I'm sure I'll run into a lot of forgotten friends too.
Great post. Now I'm all nostalgic.
There's a sappy little Mary Engelbreit poster that says,"A book is a gift you can open over and over again." Sappy, but in this case, true!
Another favorite that I re-read is "Gone with the Wind" in English. I read it maybe about 5 times in Russian when I was a teenager. It was one of my favorite books.
I really loved "Master and Margarita" by M.Bulgakov in Russian (also back in teenhood), now I am planning to re-read in English.

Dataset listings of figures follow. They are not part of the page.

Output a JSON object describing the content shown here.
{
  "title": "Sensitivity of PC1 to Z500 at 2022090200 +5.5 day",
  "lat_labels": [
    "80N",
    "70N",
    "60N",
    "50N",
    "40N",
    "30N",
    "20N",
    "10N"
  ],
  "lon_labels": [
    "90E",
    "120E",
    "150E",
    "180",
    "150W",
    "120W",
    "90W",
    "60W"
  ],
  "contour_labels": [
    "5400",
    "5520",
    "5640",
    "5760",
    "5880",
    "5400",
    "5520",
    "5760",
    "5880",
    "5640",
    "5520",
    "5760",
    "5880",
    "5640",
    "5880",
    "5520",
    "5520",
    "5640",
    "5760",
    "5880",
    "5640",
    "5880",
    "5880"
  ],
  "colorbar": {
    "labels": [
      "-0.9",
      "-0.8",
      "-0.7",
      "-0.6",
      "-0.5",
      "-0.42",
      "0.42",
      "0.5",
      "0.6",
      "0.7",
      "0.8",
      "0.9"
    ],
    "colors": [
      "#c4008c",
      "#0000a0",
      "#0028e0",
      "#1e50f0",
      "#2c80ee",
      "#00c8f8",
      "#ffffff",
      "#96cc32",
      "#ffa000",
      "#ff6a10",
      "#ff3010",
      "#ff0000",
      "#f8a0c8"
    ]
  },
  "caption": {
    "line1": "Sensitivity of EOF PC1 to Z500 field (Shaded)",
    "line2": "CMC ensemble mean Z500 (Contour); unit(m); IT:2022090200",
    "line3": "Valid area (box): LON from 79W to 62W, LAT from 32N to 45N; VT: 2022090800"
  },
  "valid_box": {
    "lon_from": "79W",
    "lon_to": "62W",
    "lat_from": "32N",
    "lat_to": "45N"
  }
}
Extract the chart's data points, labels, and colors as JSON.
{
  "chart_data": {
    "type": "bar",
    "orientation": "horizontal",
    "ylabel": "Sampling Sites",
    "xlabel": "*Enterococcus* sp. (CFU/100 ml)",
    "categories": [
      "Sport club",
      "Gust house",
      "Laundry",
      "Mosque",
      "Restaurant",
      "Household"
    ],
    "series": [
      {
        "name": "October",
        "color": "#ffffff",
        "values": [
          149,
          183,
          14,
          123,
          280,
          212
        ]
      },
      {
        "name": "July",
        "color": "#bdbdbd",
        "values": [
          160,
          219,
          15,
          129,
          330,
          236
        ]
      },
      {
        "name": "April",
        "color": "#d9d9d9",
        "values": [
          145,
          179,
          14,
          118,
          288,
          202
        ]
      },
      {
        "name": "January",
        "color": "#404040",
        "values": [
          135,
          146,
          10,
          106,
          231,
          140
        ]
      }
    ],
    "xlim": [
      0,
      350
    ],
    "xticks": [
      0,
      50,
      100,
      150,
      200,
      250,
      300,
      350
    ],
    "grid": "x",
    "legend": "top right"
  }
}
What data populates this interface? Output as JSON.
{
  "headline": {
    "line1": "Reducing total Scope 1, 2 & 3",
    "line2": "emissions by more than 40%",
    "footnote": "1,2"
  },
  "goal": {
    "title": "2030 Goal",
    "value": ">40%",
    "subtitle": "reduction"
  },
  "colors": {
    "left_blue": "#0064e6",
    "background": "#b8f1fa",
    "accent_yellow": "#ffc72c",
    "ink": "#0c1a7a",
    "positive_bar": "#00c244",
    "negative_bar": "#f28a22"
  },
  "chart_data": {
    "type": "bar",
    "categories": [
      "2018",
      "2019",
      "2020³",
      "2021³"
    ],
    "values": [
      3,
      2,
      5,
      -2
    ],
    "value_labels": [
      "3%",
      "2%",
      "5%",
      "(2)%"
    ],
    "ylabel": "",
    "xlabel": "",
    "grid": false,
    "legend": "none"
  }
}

In practice this means that I have and read a lot of children's books and genre fiction. Not very highbrow I imagine, but then I'm not studying literature, I'm reading for pleasure.
I've read most of the PF books on your list as well. The one I haven't read that I think I'm gonna pick up at the library is Think and Grow Rich. They actually have a pretty recent updated copy of it.
Favorites from childhood I still have: Stephen King novels (Cujo, Christine, etc.), Sword of Shannara series by Terry Brooks, The Hobbit and LOTR, Xanth series by Piers Anothony, anything by R.A. Salvatore. I also fondly remember the three investigator series
Obviously I'm a big fantasy buff too :-)
"The Testament of Gideon Mack" is probably the book I enjoyed most this year.
And having Bibles and Korans in the house of two lapsed individuals isn't so strange, Guiness416. Even if you don't believe in the books in a religious way, they are still literature and still an important part of world culture that it helps to be educated about.
@Fecundity: Battlefield Earth (the book) was a lot, lot, lot better than the movie (at least in my opinion)!